When the off-worlder was finished, he turned the iron trees off, and the red rays vanished. He pulled them from the ground and attached five to the exterior hull of the vessel, then stowed the other four inside.
When he was finished, he took Harold by the arm.
“He has gratitude for us,” said Harold. “Doc, he says your new perspective will take your scientific endeavors far, benefiting man in the way you hope. The chief thing to scientific progress is understanding what you know more than the things you know.” The creature brushed his fingers on doc’s shoulder.
“He has wisdom for you, Ty.” Harold cocked his head and squinted. “He says that humanity is extremely important, but you are not.”
Will chuckled. Ty stared in wonder.
“And you, Will. To you he says as regards his purpose, earthmen are like no other species, and hope transcends the hearts of darkness.”
Will frowned. “Nothing else?”
“No, that’s it.”
The creature separated from Harold.
“Wait,” Harold said. “What about me?”
“Did he tell you?” asked Ty.
“Yeah. Just before he released.”
The off-worlder corralled them a good distance away form the ship and brushed each one of them as it levitated by, then floated up the chute into ship. The scraping rock sound rolled louder and the ship moved off the ground and flew high above them.
“At least we’ve still got the other ship to study,” said doc.
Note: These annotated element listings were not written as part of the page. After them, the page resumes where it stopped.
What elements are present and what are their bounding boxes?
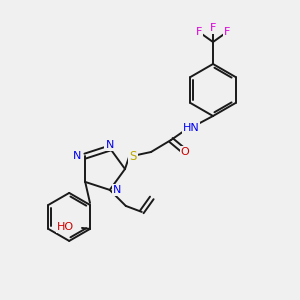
Text: F: F (224, 27, 230, 37)
Text: S: S (129, 151, 137, 164)
Text: O: O (181, 147, 189, 157)
Text: N: N (113, 185, 121, 195)
Text: F: F (210, 23, 216, 33)
Text: HO: HO (57, 222, 74, 232)
Text: F: F (196, 27, 202, 37)
Text: HN: HN (183, 123, 200, 133)
Text: N: N (106, 140, 114, 150)
Text: N: N (73, 151, 81, 161)
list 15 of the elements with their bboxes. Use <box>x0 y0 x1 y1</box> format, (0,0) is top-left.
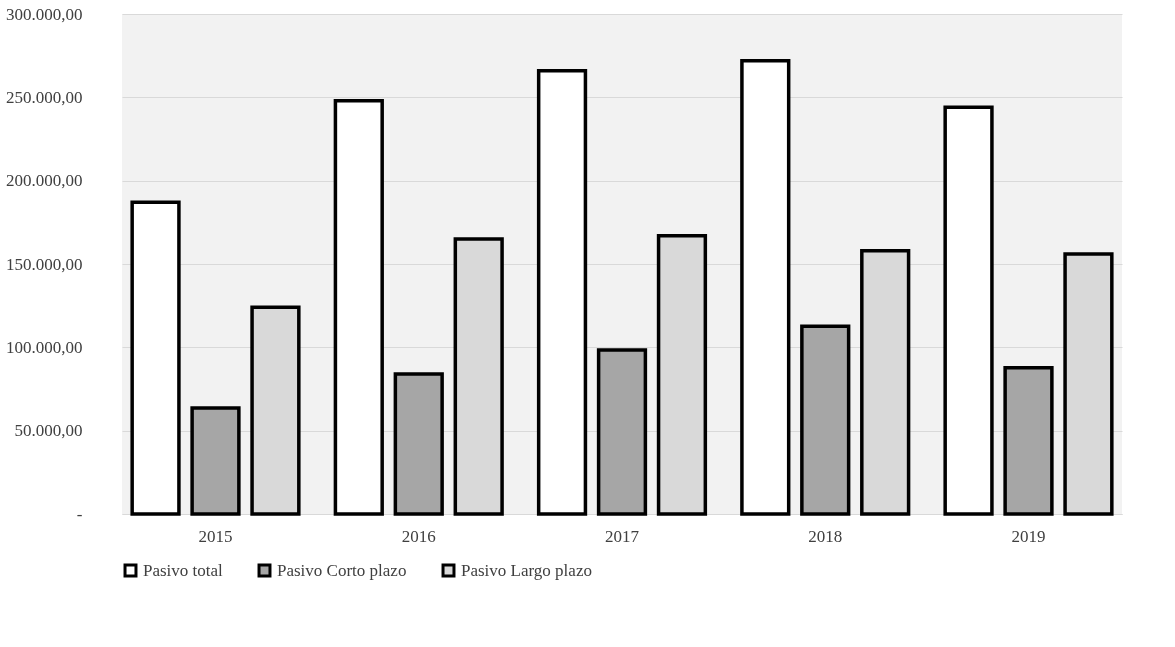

The iron trees on the hull shot out their red rays that wrapped around the giant bullet ship. The red dirt fell away from it, and it pulled off the ground, lifted higher and higher until both ships touched. Shortly after, a whoosh of air pulled at them, and the ships shot upward, growing smaller until they disappeared.
“Nice to make new friends,” said Will.
“We don’t even know his name,” said Ty. “Why is that?”
“He referenced himself through meaning, not language,” said Harold. “Everything I spoke for him was just my words for the thoughts he sent.”
“Sounds about right,” said Will.
“I call him Charlie,” said Harold. “That’s the closest thing I can find that feels like his meaning for himself.”
“So—what did Charlie say about your purpose in life?” asked Ty.
“I don’t quite understand it,” said Harold. “He said he’d already given it to me.”
“I do believe he’s right,” said Ty. He took his black hat off and set it on Harold’s head.
Dust in the distance signaled a returning posse.
Doc smiled. “Welcome to the crew, kid.”